The United States Supreme Court reaffirmed its favor of arbitration yesterday in one of its first decisions of the year. In CompuCredit v. Greenwood, the high court once again reversed the Ninth Circuit in an arbitration case.
You might recall that the Supreme Court reversed the Ninth Circuit last April in its much discussed AT&T Mobility v. Concepcion decision. In that case the Supreme Court overturned California’s Discover Bank rule, which had rendered class arbitration waivers in consumer adhesion contracts all but unenforceable in California. AT&T Mobility effectively gives companies a way to opt out of class arbitrations altogether, albeit — unless the ruling is broadened in future cases — at the cost of providing individual consumers a more effective remedy in arbitration than they would likely have via class action. See my discussion of the opinion in AT&T Mobility v. Concepcion: Is Class Arbitration Dead?

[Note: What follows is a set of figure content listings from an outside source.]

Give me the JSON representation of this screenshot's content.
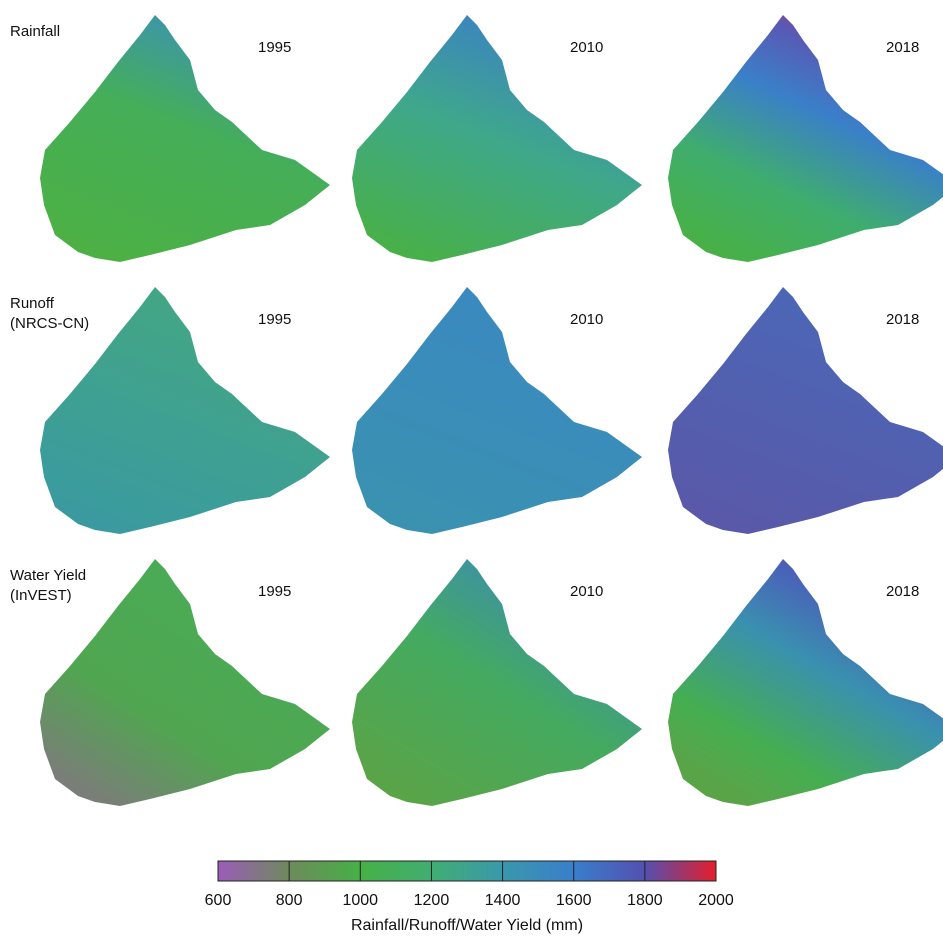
{
  "rows": [
    {
      "label": [
        "Rainfall"
      ],
      "maps": [
        {
          "year": "1995"
        },
        {
          "year": "2010"
        },
        {
          "year": "2018"
        }
      ]
    },
    {
      "label": [
        "Runoff",
        "(NRCS-CN)"
      ],
      "maps": [
        {
          "year": "1995"
        },
        {
          "year": "2010"
        },
        {
          "year": "2018"
        }
      ]
    },
    {
      "label": [
        "Water Yield",
        "(InVEST)"
      ],
      "maps": [
        {
          "year": "1995"
        },
        {
          "year": "2010"
        },
        {
          "year": "2018"
        }
      ]
    }
  ],
  "colorbar": {
    "label": "Rainfall/Runoff/Water Yield (mm)",
    "range": [
      600,
      2000
    ],
    "ticks": [
      600,
      800,
      1000,
      1200,
      1400,
      1600,
      1800,
      2000
    ]
  }
}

The CompuCredit plaintiffs brought an action in court for, among other things, violations of the Credit Repair Organizations Act, although their credit card agreement contained a clause that required claims to be resolved through arbitration. The United States District Court for the Northern District of California denied the defendants’ motion to compel arbitration, concluding that Congress intended claims under the CROA to be non-arbitral, and the Ninth Circuit affirmed the decision.
The Federal Arbitration Act, which was enacted by Congress in 1925 in response to courts’ hostility toward arbitration, requires courts to enforce binding arbitration provisions. The FAA mandate to enforce arbitration provisions applies to claims where federal statutes are at issue unless it is “overridden by a contrary congressional command.”
Although the CROA does not expressly state that claims under the statute are non-arbitral, the Act’s disclosure provisions require credit repair organizations to disclose to consumers that they “have a right to sue a credit repair organization that violates the Credit Repair Organization Act.” In addition, the Act contains a provision that renders unenforceable any waiver by consumers of their protections under the Act.
The plaintiffs argued that the Act’s required disclosure was sufficient to create a right to sue in court for violations of the CROA. The Supreme Court disagreed, holding that Congress would have been more clear if it had intended to make claims under the CROA non-arbitral. After noting that binding arbitration provisions were common in contracts at the time when the CROA was enacted, the Court stated, “Had Congress meant to prohibit these very common provisions in the CROA, it would have done so in a manner less obtuse than what respondents suggest.”
I look forward to seeing what the arbitration experts have to say about the decision. I don’t think the result was unexpected or that it will be particularly controversial (only Justice Ginsburg dissented, in contrast to AT&T Mobility’s 5-4 decision). Nor do I think it breaks new ground, other than reinforcing the Supreme Court’s support of arbitration, although it does resolve a split in the circuits.